Michael T. Tolley, Assistant Professor of Mechanical and Aerospace Engineering at the university’s Jacobs School of Engineering, supervised the research project, whose primary student was PhD candidate Dylan Drotman. Tolley says that using both hard and soft 3D printed materials could lead to the creation of next-generation robots that are more adaptable than their predecessors and more safe for human interaction.
The assistant professor believes that 3D printing is an important part of this process, since it eliminates the need for molds, reducing both time and cost.
Additive manufacturing on a multi-material 3D printer also allows users to create complex, functional parts like the legs of the new robot. These legs are made up of three parallel actuators— sealed inflatable chambers—that were 3D printed in a rubber-like material. These chambers are hollow on the inside and have bellows on the outside, which allows the researchers to easily control the robot’s leg movement: when one chamber is inflated and the other two are deflated, the leg bends.
This clever leg mechanism has already proven its worth, with the researchers successfully making the robot walk over terrain like sand and rocks. They can even make the 3D printed bot transition from a walking gait to a crawling movement—by precisely adjusting pressure levels and the order in which the pistons in its four legs are inflated.
But this isn’t just a theoretical showcase of robotic capabilities. Tolley and Drotman think that 3D printed robots like their four-legged creation could be used for important tasks such as capturing sensor readings in dangerous environments or taking part in search and rescue missions.
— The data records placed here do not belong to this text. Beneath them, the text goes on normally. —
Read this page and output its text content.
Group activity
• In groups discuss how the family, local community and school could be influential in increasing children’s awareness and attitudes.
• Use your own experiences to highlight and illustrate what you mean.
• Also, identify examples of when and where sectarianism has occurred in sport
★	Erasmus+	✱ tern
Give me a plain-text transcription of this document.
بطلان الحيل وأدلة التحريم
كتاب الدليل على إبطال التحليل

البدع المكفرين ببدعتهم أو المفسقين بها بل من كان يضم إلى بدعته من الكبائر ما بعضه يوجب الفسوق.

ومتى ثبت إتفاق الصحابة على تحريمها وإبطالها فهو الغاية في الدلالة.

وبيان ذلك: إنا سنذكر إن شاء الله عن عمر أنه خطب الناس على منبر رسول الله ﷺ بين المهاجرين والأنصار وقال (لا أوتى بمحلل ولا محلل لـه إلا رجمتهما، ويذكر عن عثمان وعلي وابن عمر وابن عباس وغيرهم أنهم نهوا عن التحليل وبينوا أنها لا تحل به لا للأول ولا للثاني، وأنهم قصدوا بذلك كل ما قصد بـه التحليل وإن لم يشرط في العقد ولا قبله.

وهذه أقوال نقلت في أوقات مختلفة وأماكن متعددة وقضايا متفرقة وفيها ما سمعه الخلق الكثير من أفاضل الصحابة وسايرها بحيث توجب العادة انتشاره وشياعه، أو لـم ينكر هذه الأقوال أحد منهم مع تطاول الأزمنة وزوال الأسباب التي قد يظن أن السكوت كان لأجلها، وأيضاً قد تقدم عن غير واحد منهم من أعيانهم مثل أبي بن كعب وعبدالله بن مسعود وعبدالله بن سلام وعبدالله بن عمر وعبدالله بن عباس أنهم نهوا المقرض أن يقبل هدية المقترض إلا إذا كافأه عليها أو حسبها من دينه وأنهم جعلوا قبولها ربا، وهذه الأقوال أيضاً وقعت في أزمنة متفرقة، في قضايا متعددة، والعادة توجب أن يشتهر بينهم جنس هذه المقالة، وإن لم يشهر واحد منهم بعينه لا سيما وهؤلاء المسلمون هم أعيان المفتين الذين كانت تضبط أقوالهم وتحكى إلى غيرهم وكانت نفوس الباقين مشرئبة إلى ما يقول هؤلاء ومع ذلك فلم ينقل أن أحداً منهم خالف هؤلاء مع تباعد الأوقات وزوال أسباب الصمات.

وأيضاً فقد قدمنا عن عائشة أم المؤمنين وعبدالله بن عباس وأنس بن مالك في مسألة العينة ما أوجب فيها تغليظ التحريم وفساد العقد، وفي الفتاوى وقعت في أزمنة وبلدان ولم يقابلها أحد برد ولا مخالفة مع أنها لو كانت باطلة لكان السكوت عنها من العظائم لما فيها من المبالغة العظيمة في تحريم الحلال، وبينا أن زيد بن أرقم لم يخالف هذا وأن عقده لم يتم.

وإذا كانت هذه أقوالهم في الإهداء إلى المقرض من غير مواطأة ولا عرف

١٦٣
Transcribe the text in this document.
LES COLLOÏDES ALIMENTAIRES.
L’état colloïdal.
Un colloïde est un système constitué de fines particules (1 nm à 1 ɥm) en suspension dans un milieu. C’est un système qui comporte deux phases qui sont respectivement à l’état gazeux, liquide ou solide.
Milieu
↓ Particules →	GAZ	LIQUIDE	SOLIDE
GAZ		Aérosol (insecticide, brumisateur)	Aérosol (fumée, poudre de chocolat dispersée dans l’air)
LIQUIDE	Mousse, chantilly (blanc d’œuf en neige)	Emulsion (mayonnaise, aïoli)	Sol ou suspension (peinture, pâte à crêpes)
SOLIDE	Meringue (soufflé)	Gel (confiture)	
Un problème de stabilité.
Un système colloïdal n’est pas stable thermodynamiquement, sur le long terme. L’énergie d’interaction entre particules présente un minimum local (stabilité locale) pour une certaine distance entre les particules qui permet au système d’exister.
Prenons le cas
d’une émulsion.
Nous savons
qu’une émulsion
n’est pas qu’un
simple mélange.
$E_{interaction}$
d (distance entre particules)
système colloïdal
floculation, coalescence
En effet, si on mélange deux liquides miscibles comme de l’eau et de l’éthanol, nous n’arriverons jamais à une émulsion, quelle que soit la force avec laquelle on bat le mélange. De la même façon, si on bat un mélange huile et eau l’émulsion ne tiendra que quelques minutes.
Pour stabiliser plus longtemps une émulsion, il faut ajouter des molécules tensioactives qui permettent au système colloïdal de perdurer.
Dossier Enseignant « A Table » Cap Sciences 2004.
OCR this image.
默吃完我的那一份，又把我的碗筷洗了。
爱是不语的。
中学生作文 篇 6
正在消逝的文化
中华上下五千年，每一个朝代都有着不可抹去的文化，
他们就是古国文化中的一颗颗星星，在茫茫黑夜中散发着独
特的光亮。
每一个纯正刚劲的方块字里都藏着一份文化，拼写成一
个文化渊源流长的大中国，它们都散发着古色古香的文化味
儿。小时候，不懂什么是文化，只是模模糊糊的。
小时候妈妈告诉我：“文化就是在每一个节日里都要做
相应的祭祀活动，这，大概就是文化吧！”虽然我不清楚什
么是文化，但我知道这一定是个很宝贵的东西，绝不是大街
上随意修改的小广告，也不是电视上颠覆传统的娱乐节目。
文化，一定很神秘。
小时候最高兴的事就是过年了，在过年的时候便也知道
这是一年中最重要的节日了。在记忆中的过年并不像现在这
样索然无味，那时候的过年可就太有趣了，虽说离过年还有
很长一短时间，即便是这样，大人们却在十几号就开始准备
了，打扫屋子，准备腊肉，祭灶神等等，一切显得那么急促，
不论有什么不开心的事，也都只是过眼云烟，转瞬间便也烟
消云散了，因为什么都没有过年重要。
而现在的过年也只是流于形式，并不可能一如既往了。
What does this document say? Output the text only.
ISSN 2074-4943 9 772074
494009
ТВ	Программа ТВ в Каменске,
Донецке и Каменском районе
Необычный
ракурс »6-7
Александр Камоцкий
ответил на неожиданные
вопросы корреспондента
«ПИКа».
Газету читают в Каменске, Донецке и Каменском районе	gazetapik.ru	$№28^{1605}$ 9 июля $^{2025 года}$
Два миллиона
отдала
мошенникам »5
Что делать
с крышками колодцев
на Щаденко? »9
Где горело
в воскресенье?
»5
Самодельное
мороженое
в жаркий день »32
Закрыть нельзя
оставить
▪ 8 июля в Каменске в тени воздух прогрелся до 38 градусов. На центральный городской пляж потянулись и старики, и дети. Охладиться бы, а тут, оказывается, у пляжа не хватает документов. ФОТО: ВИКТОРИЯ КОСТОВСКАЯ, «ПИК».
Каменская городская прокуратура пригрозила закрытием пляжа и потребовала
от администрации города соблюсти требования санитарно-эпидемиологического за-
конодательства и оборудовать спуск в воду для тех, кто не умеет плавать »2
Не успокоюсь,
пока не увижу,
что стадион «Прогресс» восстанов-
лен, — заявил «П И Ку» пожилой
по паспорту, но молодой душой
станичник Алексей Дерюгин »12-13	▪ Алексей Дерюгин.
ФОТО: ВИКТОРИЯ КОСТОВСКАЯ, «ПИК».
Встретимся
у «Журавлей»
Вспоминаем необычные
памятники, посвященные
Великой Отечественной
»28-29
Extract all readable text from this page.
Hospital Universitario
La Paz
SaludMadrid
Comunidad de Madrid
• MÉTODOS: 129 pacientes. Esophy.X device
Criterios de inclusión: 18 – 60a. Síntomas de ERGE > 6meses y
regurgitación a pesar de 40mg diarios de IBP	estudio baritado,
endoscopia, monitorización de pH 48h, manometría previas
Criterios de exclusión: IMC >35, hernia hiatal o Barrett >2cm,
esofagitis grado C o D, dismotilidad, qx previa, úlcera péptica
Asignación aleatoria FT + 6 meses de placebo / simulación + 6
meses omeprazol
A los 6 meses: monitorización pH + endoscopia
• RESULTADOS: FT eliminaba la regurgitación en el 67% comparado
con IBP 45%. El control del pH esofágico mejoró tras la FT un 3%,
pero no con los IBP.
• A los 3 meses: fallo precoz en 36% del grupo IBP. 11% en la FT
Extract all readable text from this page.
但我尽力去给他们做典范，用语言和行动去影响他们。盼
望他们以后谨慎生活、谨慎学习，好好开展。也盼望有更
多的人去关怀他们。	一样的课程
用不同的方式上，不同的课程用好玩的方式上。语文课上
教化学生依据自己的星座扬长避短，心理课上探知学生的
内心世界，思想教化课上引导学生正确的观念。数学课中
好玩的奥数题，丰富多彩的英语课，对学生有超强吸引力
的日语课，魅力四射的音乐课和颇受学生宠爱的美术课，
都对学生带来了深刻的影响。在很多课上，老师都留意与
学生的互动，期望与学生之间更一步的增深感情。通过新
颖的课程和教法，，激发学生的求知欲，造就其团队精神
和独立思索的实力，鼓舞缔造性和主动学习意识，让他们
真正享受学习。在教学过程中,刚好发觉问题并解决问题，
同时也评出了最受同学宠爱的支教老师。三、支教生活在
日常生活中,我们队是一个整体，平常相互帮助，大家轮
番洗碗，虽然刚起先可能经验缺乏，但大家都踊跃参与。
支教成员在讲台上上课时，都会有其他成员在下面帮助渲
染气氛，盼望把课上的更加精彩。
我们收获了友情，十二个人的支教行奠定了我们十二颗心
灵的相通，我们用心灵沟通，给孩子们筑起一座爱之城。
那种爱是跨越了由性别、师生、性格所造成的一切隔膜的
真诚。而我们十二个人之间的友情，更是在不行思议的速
Soft robots had previously struggled with difficult terrain, preventing them from being deployed in situations of this sort.
Before the promise of practical applications can become a reality, however, the robot needs further adjustments. Currently, the 3D printed bot is tethered to an open source board and an air pump, so it can’t get very far on its own. The researchers are therefore working to minimize both the board and pump so they can be integrated into the robot.
The researchers will present the robot and the associated research paper at the IEEE International Conference on Robotics and Automation from May 29 to June 3 in Singapore.